The logical predicates can be combined using property paths, e.g. to find indirect requirements:
IF {
?r :hasRqmt/:hasRqmt ?r2 .
}
THEN { ?r :indirectRqmt ?r2 }
We can also move literals around, that is, promote some values to some other node for convenience or clarity. For example,
IF {
?req a :Requirement .
?req :hasTest ?test .
?test a :Test .
?test :hasResult ?result .
?result :Status ?status .
?test :hasCompliance ?result .
}
THEN { ?req :hasComplianceStatus ?status . }
Let’s put this all together with a SPARQL query where we know the model, and want to find the downstream (i.e. indirect) requirements and their compliance status from testing:
select ?req2 ?status where {
:model1 :linkedModelOf ?req .
?req :indirectRqmt ?req2 .
?req2 :hasComplianceStatus ?status .
}
Over time, some of these rules may be combined, refined into even more finely grained relationship, or even refactored into integrity constraints if we need to enforce some relationships as invariant.

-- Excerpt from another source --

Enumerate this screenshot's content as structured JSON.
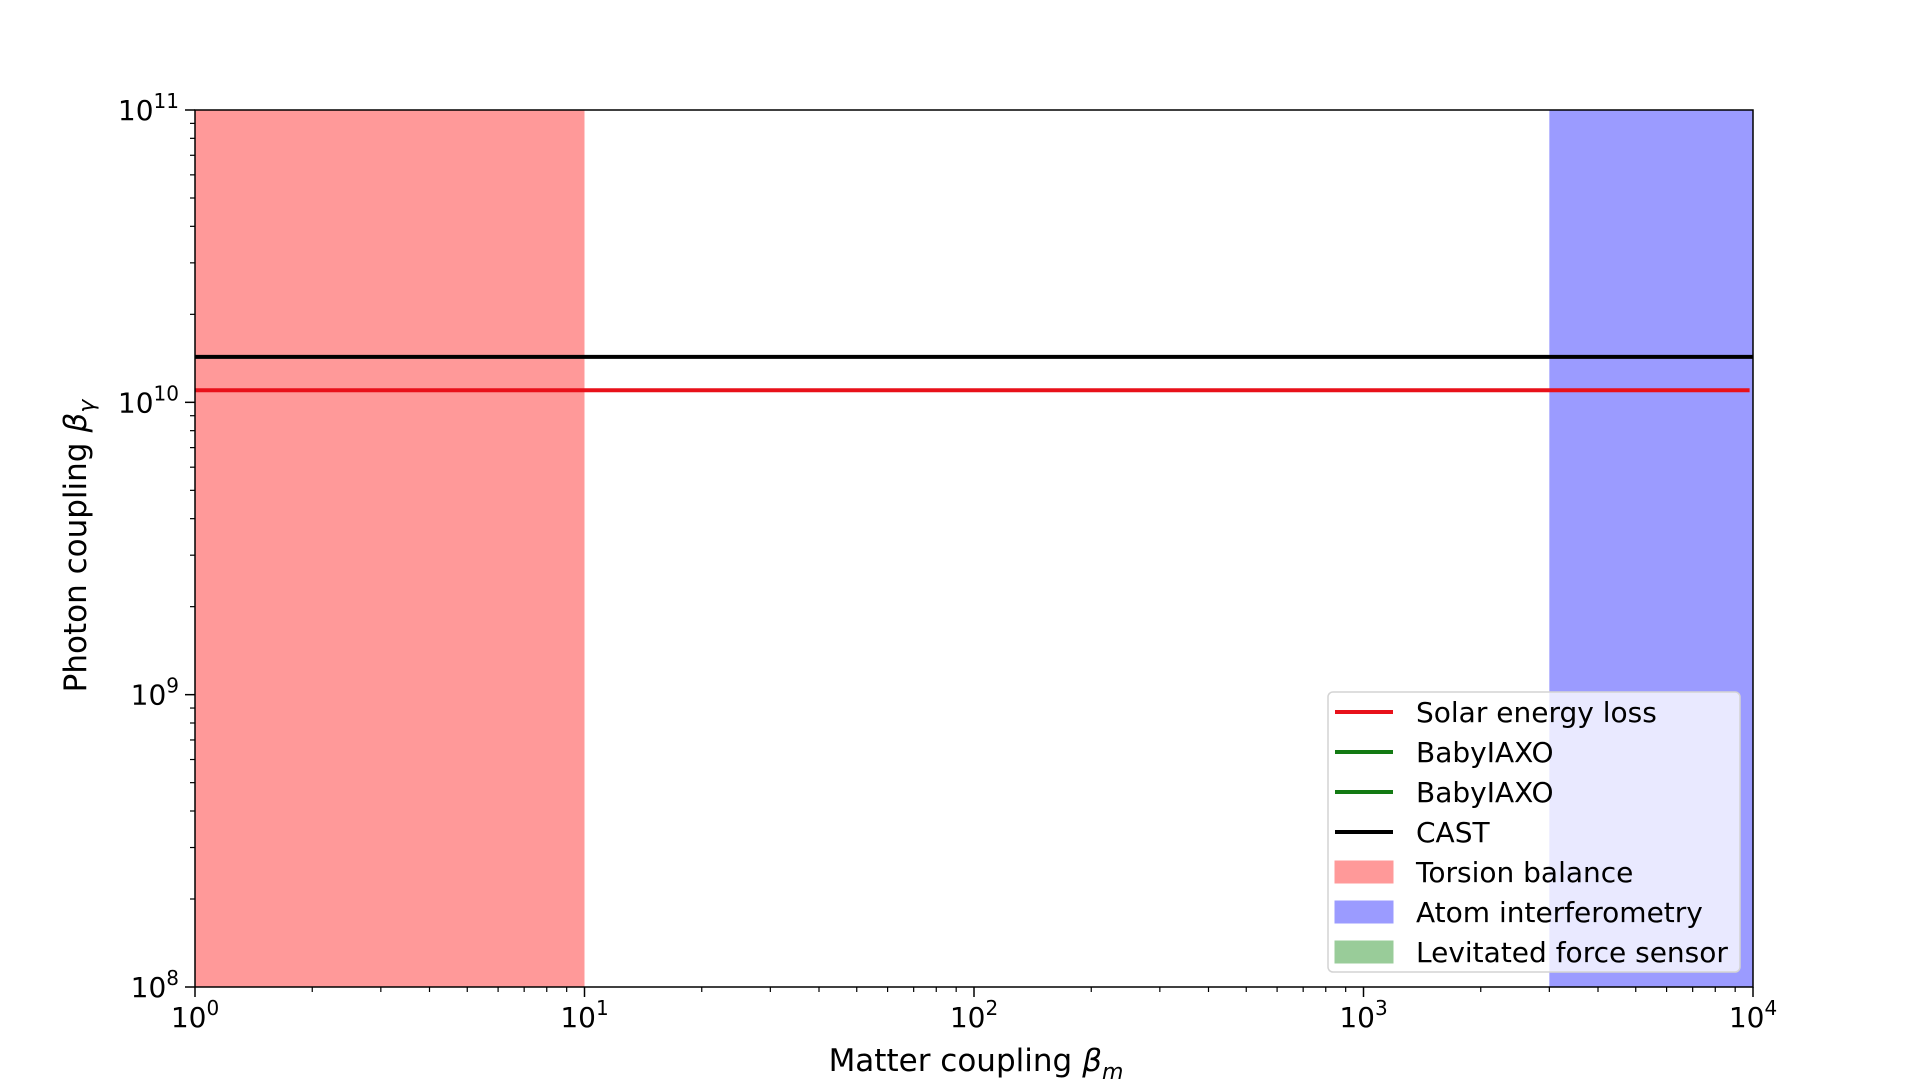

Because Stardog performs reasoning at query time, we can also make changes to the logical model without necessarily having to impact the data, regenerate an ETL script, or deal with a multi-system upgrade.
In this post, we looked at some guidelines for unifying data silos at NASA into a Stardog Knowledge Graph. We looked at using Stardog Rules to make that quick and easy. We’ve only scratched the surface. As you build your knowledge graphs, you can take advantage of sameAs reasoning, virtual graphs, and ICV along with all the other Stardog features
With all these tools available, understanding data has never been easier. We’ve successfully applied the concepts in this blog to NASA to reduce manual work and unlock new queries and analytics, saving time and cost on the Mission to Mars.